Luverne "Vern" Kraemer and his first wife Bertha survived the Flood of ’72 at their home at the Box K Ranch three miles south of Nemo, SD. Luverne took the pictures in black and white the morning after the flood on June 10, 1972. The water was starting to recede, but the damage was obvious. He traveled as far north as Este Creek and as far south as the Pennington/Meade County line to take these pictures. Washed out bridges blocked travel beyond these locations. For a month after the flood, he had to travel to HWY 385 using Merritt-Estes Road and then to Johnson Siding to get to his job at the Rapid City airport because Nemo Road was impassable to Rapid City. 

Este Creek flooding at Nemo Road - 10 June 1972
He reports that at the height of the storm on June 9, the lightening was so continuous that it was almost like daylight outside. It rained for six hours for a total of 15”. Box Elder Creek came out of its banks and spread across the valley floor reaching within 75 yards of his home.
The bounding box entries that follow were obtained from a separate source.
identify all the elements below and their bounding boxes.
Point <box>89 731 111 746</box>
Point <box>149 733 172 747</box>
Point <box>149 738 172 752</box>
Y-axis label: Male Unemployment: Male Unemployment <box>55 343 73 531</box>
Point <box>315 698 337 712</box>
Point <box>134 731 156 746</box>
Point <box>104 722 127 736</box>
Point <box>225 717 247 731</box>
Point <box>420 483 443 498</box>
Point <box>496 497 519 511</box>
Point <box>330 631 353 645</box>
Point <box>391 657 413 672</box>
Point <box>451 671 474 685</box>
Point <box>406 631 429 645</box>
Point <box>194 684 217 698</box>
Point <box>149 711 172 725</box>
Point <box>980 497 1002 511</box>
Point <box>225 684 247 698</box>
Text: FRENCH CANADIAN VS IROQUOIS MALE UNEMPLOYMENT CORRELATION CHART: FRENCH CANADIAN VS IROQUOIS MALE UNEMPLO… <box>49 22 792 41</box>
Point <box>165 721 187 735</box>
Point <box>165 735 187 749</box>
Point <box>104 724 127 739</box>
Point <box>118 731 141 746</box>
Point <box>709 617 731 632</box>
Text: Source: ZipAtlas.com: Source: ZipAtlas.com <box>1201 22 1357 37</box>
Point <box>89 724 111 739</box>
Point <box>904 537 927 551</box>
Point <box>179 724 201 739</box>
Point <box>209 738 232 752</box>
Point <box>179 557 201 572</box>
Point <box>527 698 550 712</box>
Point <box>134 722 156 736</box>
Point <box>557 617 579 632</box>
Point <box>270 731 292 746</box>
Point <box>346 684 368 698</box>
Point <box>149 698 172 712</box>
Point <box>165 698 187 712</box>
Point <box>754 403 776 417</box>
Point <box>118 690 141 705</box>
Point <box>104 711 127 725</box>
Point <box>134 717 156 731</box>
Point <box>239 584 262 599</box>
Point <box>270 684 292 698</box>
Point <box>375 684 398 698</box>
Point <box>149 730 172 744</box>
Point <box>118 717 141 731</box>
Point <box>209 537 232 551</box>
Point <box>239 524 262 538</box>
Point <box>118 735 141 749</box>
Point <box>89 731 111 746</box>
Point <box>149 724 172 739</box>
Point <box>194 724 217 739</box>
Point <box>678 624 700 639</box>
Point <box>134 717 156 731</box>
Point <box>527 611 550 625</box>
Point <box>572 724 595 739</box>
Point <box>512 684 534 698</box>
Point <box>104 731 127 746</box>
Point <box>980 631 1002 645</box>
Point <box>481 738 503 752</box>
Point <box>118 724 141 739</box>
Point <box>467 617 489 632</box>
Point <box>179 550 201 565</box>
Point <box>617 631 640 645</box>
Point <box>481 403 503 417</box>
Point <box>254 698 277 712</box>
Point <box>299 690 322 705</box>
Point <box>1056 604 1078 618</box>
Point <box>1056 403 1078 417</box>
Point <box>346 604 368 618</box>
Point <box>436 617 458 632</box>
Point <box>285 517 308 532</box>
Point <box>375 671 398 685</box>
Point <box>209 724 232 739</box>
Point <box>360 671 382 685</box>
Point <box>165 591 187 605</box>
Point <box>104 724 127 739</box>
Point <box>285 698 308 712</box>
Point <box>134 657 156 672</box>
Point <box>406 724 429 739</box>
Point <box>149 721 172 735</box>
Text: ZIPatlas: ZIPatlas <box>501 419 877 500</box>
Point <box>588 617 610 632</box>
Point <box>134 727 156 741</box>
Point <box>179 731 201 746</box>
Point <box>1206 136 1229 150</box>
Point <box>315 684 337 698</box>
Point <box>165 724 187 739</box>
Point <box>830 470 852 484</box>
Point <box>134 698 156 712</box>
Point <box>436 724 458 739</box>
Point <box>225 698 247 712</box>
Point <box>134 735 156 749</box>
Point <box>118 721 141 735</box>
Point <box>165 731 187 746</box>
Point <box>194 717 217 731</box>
The home is approximately 180 yards from the creek. Steamboat Rock, a prominent landmark bordering the east of his ranch, and all the surrounding hills were covered with waterfalls. Rocks the size of Volkswagen Beetles were floating down Box Elder Creek. One resident of the Ox Yoke Ranch died by being swept down Box Elder Creek, being found later near Black Hawk, SD.
It took the Lawrence County Road Department several days to remove the rocks covering Nemo Road that came out of the canyon north of the ranch home. Vern had to hire a front-end loader to remove the large rocks that extended into the field. Since he has an airport runway down the valley, for years he would give me a bucket when we walked down the runway to pick up rocks and remove them from the possible path of the aircraft to prevent propeller damage.  This was more than ten years after the flood.